Herman a résolu ce problème en concluant un arrangement avec un huîtrier de Virginie nommé Stephen Bunce, fondateur de la Shooting Point Oyster Company. Bunce expédie des huîtres vivantes aux restaurants et aux marchés, mais a également une opération de décorticage – il réserve donc les crabes à Herman (et en garde également quelques-uns pour nourrir ses poulets). « Différentes régions ont plus de crabes que d’autres », dit-il. « Il y a quelque temps, ils ont ouvert la rivière York à l’ostréiculture, et il semble en avoir beaucoup plus. »Cela a causé un problème à Bunce lorsque North Coast Seafood, un important distributeur à Boston, a remarqué l’incidence accrue de crabes de pois dans ses huîtres. « Ils ont dit que les gens se plaignaient d’eux, mais je leur ai dit que je ne pouvais rien faire, à moins que vous ne vouliez que je radiographie chaque huître. »

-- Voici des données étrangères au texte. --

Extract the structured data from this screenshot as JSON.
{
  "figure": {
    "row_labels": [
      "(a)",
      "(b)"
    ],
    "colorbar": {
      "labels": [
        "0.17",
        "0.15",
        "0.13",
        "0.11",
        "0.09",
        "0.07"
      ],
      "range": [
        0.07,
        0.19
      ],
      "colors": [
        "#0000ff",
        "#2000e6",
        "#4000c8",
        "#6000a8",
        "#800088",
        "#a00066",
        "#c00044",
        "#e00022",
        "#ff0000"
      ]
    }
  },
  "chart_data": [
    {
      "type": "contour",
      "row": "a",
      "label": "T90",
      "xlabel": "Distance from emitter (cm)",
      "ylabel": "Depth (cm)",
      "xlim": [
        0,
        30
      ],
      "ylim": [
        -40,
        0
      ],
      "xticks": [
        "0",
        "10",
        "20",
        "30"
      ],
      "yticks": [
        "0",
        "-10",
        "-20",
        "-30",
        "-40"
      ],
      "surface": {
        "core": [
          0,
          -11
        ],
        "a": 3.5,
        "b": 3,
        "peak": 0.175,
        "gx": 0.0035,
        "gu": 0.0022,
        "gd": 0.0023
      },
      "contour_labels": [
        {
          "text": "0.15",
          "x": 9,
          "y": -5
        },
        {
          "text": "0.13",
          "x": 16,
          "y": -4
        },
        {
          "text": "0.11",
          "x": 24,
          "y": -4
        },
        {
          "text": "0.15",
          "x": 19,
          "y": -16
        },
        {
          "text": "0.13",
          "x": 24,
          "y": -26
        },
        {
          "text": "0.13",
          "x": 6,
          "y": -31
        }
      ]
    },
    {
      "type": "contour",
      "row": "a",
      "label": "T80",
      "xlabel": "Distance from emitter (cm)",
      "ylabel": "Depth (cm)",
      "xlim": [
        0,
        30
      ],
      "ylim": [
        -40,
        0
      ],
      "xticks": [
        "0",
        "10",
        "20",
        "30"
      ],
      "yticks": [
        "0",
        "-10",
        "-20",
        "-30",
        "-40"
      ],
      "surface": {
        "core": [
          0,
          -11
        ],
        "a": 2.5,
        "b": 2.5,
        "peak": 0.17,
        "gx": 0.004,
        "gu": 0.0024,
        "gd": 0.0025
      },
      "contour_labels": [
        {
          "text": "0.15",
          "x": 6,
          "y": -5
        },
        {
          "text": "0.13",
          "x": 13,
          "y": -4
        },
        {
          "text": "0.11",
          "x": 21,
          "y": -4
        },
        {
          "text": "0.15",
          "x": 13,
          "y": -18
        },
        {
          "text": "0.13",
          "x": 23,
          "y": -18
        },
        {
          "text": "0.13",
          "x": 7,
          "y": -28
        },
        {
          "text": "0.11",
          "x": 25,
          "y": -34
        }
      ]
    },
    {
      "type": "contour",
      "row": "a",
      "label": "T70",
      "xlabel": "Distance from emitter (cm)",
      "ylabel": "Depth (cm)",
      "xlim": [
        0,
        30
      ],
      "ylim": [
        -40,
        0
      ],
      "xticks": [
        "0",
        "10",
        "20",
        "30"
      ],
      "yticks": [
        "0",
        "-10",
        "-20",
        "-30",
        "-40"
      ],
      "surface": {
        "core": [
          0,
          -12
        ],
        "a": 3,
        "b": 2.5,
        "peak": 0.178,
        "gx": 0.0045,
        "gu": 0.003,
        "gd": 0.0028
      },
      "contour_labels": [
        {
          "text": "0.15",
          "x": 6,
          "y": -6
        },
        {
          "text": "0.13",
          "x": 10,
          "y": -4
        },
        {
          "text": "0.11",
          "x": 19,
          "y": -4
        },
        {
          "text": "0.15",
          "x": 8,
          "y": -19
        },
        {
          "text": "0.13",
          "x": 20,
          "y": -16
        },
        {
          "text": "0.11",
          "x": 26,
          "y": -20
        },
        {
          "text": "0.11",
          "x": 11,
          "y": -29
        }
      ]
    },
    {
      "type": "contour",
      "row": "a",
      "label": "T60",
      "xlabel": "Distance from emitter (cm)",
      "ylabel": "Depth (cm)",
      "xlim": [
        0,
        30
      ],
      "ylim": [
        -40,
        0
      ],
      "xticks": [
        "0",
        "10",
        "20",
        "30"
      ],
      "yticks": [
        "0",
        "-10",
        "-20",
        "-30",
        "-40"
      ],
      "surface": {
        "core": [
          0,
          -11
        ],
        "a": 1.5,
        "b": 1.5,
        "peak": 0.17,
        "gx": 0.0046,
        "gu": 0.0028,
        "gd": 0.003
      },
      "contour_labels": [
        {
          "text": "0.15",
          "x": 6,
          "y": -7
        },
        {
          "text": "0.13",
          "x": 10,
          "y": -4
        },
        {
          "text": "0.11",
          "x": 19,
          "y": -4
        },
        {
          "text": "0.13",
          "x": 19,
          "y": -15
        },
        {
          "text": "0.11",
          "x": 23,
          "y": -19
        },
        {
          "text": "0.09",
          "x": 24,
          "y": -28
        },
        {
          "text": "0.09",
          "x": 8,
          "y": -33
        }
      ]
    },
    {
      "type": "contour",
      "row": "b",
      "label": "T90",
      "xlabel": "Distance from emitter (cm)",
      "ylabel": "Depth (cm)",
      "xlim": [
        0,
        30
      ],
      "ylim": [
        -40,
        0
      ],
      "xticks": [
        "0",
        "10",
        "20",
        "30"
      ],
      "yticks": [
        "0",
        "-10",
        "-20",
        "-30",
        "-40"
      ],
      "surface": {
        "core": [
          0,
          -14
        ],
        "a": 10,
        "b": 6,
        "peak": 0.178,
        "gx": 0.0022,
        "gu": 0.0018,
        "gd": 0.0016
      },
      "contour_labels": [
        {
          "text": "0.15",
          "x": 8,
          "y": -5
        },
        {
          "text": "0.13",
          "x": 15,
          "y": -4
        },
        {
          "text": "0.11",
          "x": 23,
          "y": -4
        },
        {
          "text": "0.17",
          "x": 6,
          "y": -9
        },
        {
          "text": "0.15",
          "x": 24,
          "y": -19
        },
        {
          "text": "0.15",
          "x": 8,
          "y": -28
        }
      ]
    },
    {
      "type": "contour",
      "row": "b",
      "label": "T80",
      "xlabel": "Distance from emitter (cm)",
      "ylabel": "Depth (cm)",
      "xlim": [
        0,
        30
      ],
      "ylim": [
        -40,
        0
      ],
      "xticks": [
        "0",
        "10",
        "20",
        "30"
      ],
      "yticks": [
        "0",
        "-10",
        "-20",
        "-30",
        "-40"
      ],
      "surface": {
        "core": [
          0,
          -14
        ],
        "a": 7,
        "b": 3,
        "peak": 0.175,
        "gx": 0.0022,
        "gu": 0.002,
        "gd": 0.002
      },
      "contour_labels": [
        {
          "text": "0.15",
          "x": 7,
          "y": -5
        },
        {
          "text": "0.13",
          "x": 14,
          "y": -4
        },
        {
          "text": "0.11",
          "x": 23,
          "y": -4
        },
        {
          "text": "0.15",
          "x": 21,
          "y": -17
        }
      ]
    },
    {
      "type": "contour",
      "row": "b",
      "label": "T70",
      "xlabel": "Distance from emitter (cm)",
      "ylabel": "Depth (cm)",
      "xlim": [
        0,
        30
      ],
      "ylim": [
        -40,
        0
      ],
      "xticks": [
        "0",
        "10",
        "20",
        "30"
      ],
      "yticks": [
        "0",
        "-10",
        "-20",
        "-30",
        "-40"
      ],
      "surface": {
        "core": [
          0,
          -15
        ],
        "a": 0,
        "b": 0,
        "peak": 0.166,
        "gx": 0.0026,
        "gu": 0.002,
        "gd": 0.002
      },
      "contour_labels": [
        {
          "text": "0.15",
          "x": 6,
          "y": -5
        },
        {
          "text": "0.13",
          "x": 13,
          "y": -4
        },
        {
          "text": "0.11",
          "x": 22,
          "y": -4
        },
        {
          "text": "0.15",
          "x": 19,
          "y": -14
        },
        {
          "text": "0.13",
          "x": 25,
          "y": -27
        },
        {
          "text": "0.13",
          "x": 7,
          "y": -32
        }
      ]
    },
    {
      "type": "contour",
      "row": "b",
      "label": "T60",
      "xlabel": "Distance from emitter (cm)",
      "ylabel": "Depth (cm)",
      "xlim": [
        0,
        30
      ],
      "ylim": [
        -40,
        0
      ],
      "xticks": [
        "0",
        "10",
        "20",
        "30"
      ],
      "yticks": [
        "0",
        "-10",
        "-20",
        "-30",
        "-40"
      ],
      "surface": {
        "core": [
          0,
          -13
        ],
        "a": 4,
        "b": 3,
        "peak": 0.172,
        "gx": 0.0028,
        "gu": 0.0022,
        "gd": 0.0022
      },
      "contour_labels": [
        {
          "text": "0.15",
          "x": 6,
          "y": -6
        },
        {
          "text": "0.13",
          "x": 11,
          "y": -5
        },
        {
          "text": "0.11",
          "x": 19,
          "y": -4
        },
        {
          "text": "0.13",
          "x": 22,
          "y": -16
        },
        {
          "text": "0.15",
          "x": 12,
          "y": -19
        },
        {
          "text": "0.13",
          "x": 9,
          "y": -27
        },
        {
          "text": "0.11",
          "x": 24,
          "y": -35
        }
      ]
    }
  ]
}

En supposant que vous n’ayez pas de lien avec un huîtrier local, votre meilleur pari pour trouver des crabes de pois est d’acheter des huîtres sauvages récoltées dans des eaux pas plus au nord que le Long Island Sound (les variétés de la baie de Chesapeake sont un bon pari) et de les décortiquer vous-même à la maison. Si vous rencontrez des crabes aux pois, vous pouvez essayer de les cuire — un rapide remuer dans la poêle avec du beurre fait bien, tout comme la méthode de friture éclair d’Herman – ou vous pouvez simplement les manger crus. Comme pour tous les crustacés, ne les consommez pas s’ils ne sont pas vivants.

Je n’ai jamais vu de crabes de pois sur un menu — et personne à qui j’ai parlé pour cet article non plus — mais j’ai demandé aux serveurs de les laisser dans la coquille s’il y en avait dans mes huîtres. Les vivants ont un goût similaire à ceux cuits que j’ai rencontrés pour la première fois au rôti d’huîtres — un peu sucrés, un peu saumâtres. Même lorsqu’ils sont vivants, ils ne sont pas très actifs (vivre à l’intérieur de la coquille d’huître a tendance à les rendre assez dociles), il n’y a donc rien de particulièrement rebutant à les manger.

Garder les crabes de pois hors des menus me semble une occasion un peu manquée si le Grand Central Oyster Bar en jette vraiment 1 000 par jour. « Nous n’avons jamais vraiment pensé à faire autre chose avec eux, mais c’est peut-être quelque chose que nous pourrions examiner », explique Fu, le chef du bar à huîtres. « Surtout maintenant avec le mouvement gaspillé, où l’objectif est d’utiliser tout dans la chaîne alimentaire. »

Pourtant, servir des crabes aux pois est probablement hors de portée d’un restaurant de fruits de mer plus typique. « Je les adore — elles ont une si bonne saveur — mais je ne les sers pas parce que nous n’en avons pas beaucoup dans nos huîtres », explique Martha Linton, propriétaire de Martha’s Kitchen à Saxis, en Virginie. « Une fois, j’ai mis une photo d’un groupe d’huîtres sur Facebook — c’est le nombre de crabes sortis d’un boisseau entier d’huîtres — et une femme a pensé que nous les vendions et est venue ici pour les commander. J’ai dit: « Désolé, chérie, personne ne les reçoit sauf moi.' »

Laisser un commentaire

Votre adresse e-mail ne sera pas publiée.